Biz Journals Sucro Sees Room To Grow At Lackawanna Sugar Refinery

By Katie Anderson – Reporter, Buffalo Business First
Jul 27, 2023 Updated Jul 26, 2023 7:11pm EDT

Sucro Sourcing’s rapid growth in Hamilton, Ontario, shows what could happen at the company’s new refinery in Lackawanna. The Florida-based company entered the manufacturing side of the sugar industry in 2019 when it opened in Hamilton. In the beginning, the company sold about 30,000 tons of sugar annually out of that plant, but last year, that number doubled, according to Don Hill, chairman of the board of directors for the company. This year, he expects that refinery will sell 130,000 tons. “The business in Canada has been phenomenally successful,” Hill said. “We built it in 2019, and we’ve already outgrown that site.” The company took that into consideration when it built in Lackawanna and is starting out with a much larger site stateside to avoid outgrowing it too fast. “The confidence that we build on our success in Canada allowed us to start bigger in Lackawanna,” Hill said. “We made sure we’re not starting too low or modestly.”

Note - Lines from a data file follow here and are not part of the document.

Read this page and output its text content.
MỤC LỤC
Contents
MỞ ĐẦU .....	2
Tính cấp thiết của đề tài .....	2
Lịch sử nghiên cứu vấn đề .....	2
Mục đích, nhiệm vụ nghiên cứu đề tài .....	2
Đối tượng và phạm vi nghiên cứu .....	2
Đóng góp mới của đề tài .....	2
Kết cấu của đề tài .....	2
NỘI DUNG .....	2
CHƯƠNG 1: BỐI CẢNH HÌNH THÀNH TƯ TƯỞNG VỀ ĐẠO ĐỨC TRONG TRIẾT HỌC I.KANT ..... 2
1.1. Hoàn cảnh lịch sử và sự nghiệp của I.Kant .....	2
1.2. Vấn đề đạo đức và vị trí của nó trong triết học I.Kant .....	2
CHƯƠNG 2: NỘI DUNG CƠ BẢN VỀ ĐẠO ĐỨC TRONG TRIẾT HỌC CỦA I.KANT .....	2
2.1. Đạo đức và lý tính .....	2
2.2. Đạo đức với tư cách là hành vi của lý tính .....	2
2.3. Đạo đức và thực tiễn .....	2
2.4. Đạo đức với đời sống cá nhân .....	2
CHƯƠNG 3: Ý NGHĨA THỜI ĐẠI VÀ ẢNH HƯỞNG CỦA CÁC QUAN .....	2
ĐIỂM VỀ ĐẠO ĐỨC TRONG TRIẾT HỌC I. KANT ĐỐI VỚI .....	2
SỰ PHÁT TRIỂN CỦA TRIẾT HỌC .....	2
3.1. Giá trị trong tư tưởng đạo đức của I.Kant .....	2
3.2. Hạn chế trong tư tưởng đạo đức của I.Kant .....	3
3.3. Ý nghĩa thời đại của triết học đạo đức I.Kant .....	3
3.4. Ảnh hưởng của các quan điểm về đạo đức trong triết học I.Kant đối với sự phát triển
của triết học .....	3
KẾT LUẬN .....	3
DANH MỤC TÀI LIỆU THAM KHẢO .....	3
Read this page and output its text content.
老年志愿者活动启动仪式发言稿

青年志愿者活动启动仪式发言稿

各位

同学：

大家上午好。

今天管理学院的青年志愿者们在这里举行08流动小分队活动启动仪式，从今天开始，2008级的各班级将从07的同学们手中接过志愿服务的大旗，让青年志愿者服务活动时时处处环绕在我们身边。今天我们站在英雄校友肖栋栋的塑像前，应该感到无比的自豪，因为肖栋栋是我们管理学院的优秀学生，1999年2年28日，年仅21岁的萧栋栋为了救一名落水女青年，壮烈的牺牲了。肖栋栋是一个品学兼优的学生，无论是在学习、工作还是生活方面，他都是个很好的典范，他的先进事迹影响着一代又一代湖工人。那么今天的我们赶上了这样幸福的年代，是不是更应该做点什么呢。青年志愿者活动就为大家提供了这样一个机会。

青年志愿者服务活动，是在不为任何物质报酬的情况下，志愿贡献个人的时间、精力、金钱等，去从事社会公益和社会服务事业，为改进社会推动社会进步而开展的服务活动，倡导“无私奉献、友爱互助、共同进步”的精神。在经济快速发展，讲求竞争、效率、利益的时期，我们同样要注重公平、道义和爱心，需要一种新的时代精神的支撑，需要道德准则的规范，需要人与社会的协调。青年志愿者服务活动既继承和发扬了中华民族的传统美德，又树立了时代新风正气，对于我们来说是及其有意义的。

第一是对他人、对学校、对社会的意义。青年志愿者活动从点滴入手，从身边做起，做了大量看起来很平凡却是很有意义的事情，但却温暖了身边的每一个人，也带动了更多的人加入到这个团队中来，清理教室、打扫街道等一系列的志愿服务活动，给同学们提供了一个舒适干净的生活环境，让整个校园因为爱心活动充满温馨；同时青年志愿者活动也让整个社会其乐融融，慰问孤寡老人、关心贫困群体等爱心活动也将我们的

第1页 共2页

Sucro also recently announced a new million-ton refinery set to be built in Southern Ontario by 2025. The company will need about 30 acres of land to make it work.

“That’s the problem, we built a very modest facility to begin with, not knowing how successful it would be,” Hill said. “We’ve hit the limit in terms of what we can produce there.”

The $21 million Lackawanna refinery, which opened in November at the former Bethlehem Steel site, has the potential capacity of 350,000 tons. But it will likely take up to three years to bring the plant to that level. “Nothing of this complexity works exactly the way you want it to with day one,” Hill said. “It takes time to prove you can run at that capacity. You can’t have too many sales without the production, and you can’t have too much production without the sales. So, it’s a bit of a back and forth process to build that up.”

The local site opened last year and has about 35 employees. Hill said he expects that number will grow to about 100 by the end of the year. Hill said the big suppliers and refineries in the sugar industry have been consolidating, limiting supply availability. Meanwhile, sugar demand and consumption have grown with the population in the last two decades, he said.

“Most people think that sugar consumption is actually on decline, but that’s not the truth,” Hill said.

The U.S. is also a big importer of sugar, so Sucro saw an opportunity to “help build a domestic supply chain.”

“Within that very tight supply environment customers are very happy to see increased competition and increased supply,” Hill said. “There are some major local customers in Buffalo that have been very supportive of Sucro, and we look forward to working with them very closely.”